Researchers analyzed medical records for more than 144,000 veterans across the country, 30% of whom had human immunodeficiency virus, or HIV. Those with high viral loads of HIV had a 57%-70% higher risk of sudden cardiac death than those without HIV. The research was published Wednesday in the Journal of the American Heart Association.
“People living with HIV are already known to have a higher risk of heart attack, stroke, heart failure, blood clots in the lungs and peripheral artery disease,” lead study author Dr. Matthew Freiberg said in a news release. He is the Dorothy and Laurence Grossman Chair in Cardiology and a professor of medicine at Vanderbilt University School of Medicine in Nashville, Tennessee.
“We know that among people with HIV, those who have a compromised immune system, for example a low total CD4+ T-cell count, they seem to have a higher risk of cardiovascular disease than those who have high CD4+ T-cell counts,” Freiberg said. “It is unclear if a compromised immune system is a risk factor for sudden cardiac death.”
Analyzing national data from the Veterans Aging Cohort Study, researchers built upon a previous, smaller study that showed the rate for sudden cardiac death was four times higher in people with HIV than those without. This new study found a 14% overall higher risk for sudden cardiac death among people with HIV. It was 57% higher in people whose blood tests showed low levels of CD4+ T cells over time, an indicator that HIV was progressing and the immune system was compromised. Those who had low viral loads of HIV or healthy levels of infection-fighting CD4+ T cells had no increased risk for sudden cardiac death.
Regardless of whether a veteran was infected with HIV, the risk for sudden cardiac death grew with each additional risk factor, such as high blood pressure, smoking, hepatitis C infection, anemia, alcohol dependence or abuse, and chronic obstructive pulmonary disease.
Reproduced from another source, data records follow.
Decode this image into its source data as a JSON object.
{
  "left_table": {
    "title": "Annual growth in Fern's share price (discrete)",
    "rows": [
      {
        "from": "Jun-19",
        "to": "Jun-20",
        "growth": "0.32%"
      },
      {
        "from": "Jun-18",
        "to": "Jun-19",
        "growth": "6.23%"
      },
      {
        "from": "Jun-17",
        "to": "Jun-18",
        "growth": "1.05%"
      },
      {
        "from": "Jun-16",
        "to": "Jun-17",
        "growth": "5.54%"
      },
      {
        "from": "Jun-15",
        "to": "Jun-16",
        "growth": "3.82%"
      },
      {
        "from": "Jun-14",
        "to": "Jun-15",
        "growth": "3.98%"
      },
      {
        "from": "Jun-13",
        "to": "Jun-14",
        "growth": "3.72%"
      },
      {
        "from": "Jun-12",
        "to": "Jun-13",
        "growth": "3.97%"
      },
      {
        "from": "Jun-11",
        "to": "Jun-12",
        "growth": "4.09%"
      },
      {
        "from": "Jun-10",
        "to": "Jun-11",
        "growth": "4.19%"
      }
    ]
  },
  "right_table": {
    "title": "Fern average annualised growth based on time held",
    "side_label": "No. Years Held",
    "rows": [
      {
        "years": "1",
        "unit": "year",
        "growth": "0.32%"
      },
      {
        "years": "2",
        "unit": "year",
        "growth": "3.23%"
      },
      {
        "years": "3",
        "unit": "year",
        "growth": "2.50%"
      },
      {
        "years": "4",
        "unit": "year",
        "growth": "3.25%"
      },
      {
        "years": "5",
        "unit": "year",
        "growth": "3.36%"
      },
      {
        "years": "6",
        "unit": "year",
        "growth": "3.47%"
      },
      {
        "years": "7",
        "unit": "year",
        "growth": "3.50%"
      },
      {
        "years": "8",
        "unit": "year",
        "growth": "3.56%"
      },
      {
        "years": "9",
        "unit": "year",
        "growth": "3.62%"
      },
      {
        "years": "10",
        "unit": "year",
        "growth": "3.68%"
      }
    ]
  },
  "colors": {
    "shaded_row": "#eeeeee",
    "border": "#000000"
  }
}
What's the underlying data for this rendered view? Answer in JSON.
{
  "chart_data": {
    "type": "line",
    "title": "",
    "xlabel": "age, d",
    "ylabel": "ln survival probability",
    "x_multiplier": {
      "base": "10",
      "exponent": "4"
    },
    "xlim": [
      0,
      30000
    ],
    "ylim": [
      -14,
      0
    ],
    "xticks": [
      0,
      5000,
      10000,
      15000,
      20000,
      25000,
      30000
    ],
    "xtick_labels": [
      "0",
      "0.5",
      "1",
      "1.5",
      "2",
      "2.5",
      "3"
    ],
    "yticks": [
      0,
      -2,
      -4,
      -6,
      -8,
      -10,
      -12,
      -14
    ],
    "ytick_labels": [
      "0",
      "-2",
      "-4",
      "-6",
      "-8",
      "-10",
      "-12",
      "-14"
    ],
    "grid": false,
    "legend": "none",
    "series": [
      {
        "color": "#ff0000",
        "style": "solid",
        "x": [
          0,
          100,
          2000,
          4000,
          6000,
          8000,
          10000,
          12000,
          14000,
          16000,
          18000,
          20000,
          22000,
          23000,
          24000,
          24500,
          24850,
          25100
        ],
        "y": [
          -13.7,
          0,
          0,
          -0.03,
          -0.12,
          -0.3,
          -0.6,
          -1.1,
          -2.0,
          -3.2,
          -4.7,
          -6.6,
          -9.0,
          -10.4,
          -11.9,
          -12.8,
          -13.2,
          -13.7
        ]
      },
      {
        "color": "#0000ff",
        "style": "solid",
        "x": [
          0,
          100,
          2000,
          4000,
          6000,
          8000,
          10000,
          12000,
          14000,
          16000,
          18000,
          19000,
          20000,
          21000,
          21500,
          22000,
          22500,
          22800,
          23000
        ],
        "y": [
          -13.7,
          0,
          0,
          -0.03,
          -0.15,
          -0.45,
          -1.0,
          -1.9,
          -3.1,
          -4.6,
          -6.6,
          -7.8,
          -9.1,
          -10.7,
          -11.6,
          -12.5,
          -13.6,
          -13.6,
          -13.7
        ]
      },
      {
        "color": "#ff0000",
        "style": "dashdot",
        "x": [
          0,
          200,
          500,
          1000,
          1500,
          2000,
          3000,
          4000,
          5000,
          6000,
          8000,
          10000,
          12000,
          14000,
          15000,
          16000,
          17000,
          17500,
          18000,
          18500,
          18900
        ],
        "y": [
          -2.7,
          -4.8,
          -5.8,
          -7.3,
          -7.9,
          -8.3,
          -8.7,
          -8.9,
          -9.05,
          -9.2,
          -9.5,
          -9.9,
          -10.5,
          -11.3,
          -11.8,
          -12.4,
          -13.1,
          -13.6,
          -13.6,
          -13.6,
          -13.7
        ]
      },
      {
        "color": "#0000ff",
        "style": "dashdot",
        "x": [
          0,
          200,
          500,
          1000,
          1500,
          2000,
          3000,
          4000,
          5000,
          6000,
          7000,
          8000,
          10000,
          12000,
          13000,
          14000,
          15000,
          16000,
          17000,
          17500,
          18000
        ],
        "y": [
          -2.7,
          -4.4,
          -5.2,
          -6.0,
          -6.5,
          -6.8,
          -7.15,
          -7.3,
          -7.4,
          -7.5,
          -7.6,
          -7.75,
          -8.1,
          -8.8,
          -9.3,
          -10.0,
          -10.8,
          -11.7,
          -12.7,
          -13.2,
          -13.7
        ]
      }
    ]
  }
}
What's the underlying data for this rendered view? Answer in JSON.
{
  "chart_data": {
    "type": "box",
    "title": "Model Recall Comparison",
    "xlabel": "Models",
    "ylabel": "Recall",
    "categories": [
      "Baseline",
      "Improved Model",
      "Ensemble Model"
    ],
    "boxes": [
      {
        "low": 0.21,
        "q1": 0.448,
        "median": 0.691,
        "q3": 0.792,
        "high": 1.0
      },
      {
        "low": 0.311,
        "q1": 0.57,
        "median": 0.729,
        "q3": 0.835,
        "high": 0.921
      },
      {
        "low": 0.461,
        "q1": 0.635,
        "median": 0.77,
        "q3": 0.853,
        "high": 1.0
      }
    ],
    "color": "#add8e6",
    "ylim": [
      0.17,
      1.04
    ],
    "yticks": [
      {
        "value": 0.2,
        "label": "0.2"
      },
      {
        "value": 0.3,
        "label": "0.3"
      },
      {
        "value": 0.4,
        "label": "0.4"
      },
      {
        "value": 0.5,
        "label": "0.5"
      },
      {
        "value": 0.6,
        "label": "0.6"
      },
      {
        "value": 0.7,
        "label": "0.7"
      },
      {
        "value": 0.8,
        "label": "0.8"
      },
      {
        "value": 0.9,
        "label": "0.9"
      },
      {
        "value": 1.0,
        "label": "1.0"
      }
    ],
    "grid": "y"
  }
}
“Addressing risk factors related to both cardiovascular disease and HIV is essential to prevent the higher rates of sudden cardiac death in people with HIV,” senior study author Dr. Zian Tseng said in the release. He is the Murray Davis Endowed Professor in the Cardiology Division and Cardiac Electrophysiology Service at the University of California, San Francisco.
When treating people with HIV, “clinicians should consider screening for specific warning signs of sudden cardiac death such as fainting or heart palpitations,” Tseng said. “And, if indicated, clinicians should request additional testing such as echocardiograms or continuous rhythm monitoring.”